Well, the eagerly awaited and much anticipated results of the Supervisory Capital Assessment Program or the so-called “Stress Tests” have finally been made public. This is the exercise by the Treasury to review the books of the 19 largest US banks and determine whether they are adequately capitalized to withstand some assumptions about the deepening of the economic recession. A quick survey of the media reporting reveals comments such as the following regarding the impact of the “Stress Tests”:

“…bring relief to markets.”

“…show 10 Banks need $75 billion more in capital.”

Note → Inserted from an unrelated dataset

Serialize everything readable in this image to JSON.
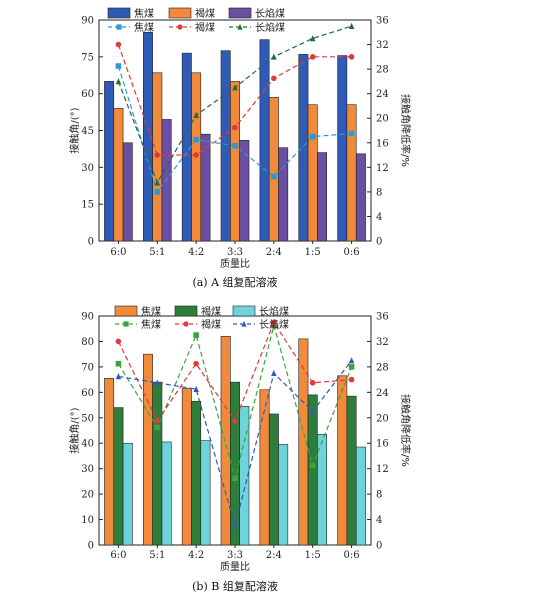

“…lift cloud of uncertainty.”

Pure baloney! The deception is all but complete. This entire exercise represents the typical sort of nonsense pursued by the interventionist state. (I am making the distinction that Jay Nock made between government and state, where the latter has essentially moved beyond being a servant of the people and has become the master.) It perpetuates the fraud that state bureaucrats possess some sort of special knowledge about economic and business matters. They don’t. These are after all the same clowns who did such a bang-up job of detecting the housing “bubble,” which was essentially the result of state economic policies, and which led to the “subprime” mortgage crisis, the shaky foundation upon which the house of cards was constructed. They may not be the same individuals, but they wear the same official state clown suits. The political managers of these clowns, the state ringmasters and most of the media in the grandstands have created the illusion that the free-market highwire act collapsed into the state safety net.

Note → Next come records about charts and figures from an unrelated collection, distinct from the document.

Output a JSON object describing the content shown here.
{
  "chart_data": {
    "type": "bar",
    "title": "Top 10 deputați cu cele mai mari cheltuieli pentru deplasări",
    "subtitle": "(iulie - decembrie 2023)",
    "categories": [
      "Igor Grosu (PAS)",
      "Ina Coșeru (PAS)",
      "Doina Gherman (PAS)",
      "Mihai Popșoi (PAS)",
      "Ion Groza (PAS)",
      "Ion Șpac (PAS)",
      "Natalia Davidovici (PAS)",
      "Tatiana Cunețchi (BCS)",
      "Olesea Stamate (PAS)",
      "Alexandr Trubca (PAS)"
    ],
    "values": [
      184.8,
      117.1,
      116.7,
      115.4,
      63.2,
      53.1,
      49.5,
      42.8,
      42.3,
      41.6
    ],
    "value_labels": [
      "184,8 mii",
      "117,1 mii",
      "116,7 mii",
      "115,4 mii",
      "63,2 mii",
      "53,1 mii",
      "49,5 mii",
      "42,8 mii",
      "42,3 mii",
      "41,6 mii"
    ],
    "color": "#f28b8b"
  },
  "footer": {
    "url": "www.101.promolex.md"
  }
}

So these geniuses from Treasury have found that if the 19 largest banks were subject to a deeply worsening recession some of them may need more capital to survive. Guess what! So would some of the other 8,000 banks in the United States, not to mention the “losers” in state corporatism, the politically unconnected mostly living well outside the DC beltway. Who is going to address their capital requirements? They are themselves going to do it. They are trying to save their money right now so there will be a source for capital and investment in the future. Meanwhile, the stupid Keynesians are encouraging them to spend, spend and spend some more to get the economy moving. Since they have not shown much inclination to fall for that particular fraud, the Keynesian penchant for “… exercising directive intelligence through some appropriate organ of action” will do it for them. So the state continues to spend, borrow, tax and inflate thereby destroying capital by showing a preference for consumption over saving. “Money for nothing.”

The state has regulated the US banking system since the founding. Controlling the banking system is the most effective way of controlling the people. As all statists eventually figure out, by controlling the currency as well they can eventually, silently and gradually take all wealth from the productive. With a preference for current consumption and a limited life span the political elite in such an economy reveal practical contempt for morality. They don’t really care about thinking long-range.

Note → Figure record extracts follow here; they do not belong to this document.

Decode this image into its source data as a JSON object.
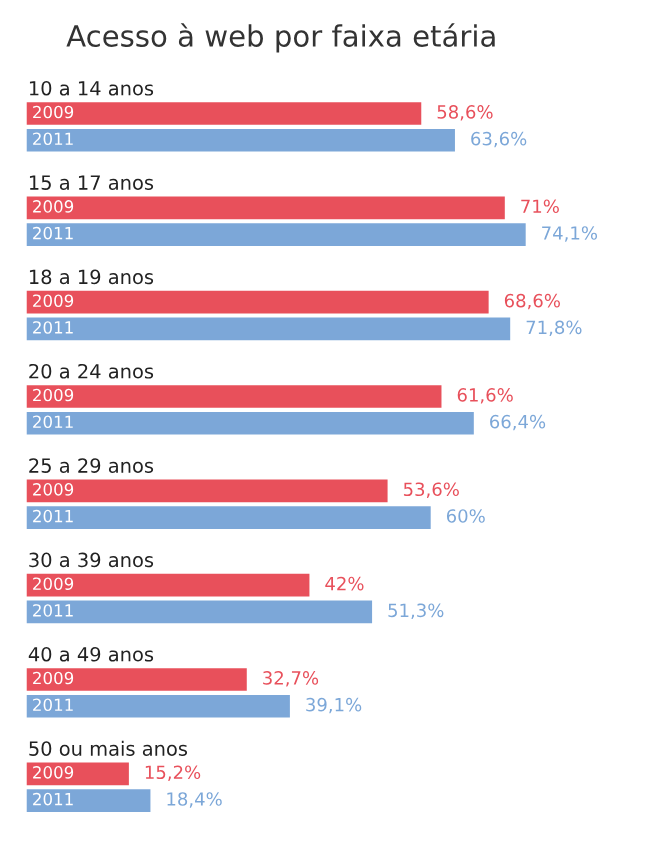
{
  "chart_data": {
    "type": "bar",
    "orientation": "horizontal",
    "title": "Acesso à web por faixa etária",
    "categories": [
      "10 a 14 anos",
      "15 a 17 anos",
      "18 a 19 anos",
      "20 a 24 anos",
      "25 a 29 anos",
      "30 a 39 anos",
      "40 a 49 anos",
      "50 ou mais anos"
    ],
    "series": [
      {
        "name": "2009",
        "color": "#e8505b",
        "values": [
          58.6,
          71,
          68.6,
          61.6,
          53.6,
          42,
          32.7,
          15.2
        ],
        "value_labels": [
          "58,6%",
          "71%",
          "68,6%",
          "61,6%",
          "53,6%",
          "42%",
          "32,7%",
          "15,2%"
        ]
      },
      {
        "name": "2011",
        "color": "#7ca7d8",
        "values": [
          63.6,
          74.1,
          71.8,
          66.4,
          60,
          51.3,
          39.1,
          18.4
        ],
        "value_labels": [
          "63,6%",
          "74,1%",
          "71,8%",
          "66,4%",
          "60%",
          "51,3%",
          "39,1%",
          "18,4%"
        ]
      }
    ],
    "legend": false
  }
}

Most people cannot even conceive of a private banking system in which banks issue their own currency, set their own capital requirements and reserves, establish branches wherever they deem necessary and make their own clearing arrangements. Yet something close to that did exist historically, though not in the United States. The Canadian banking system was originally far less regulated than that of the US. It speaks volumes that while thousands of banks failed during the Great Depression in the US not a single bank failure occurred in Canada. Even today, the Canadian banks, though much more heavily regulated now than they once were, still exhibit far more of the much vaunted “stability” that the Keynesian inspired regulators seek to impose on the “unstable” free market.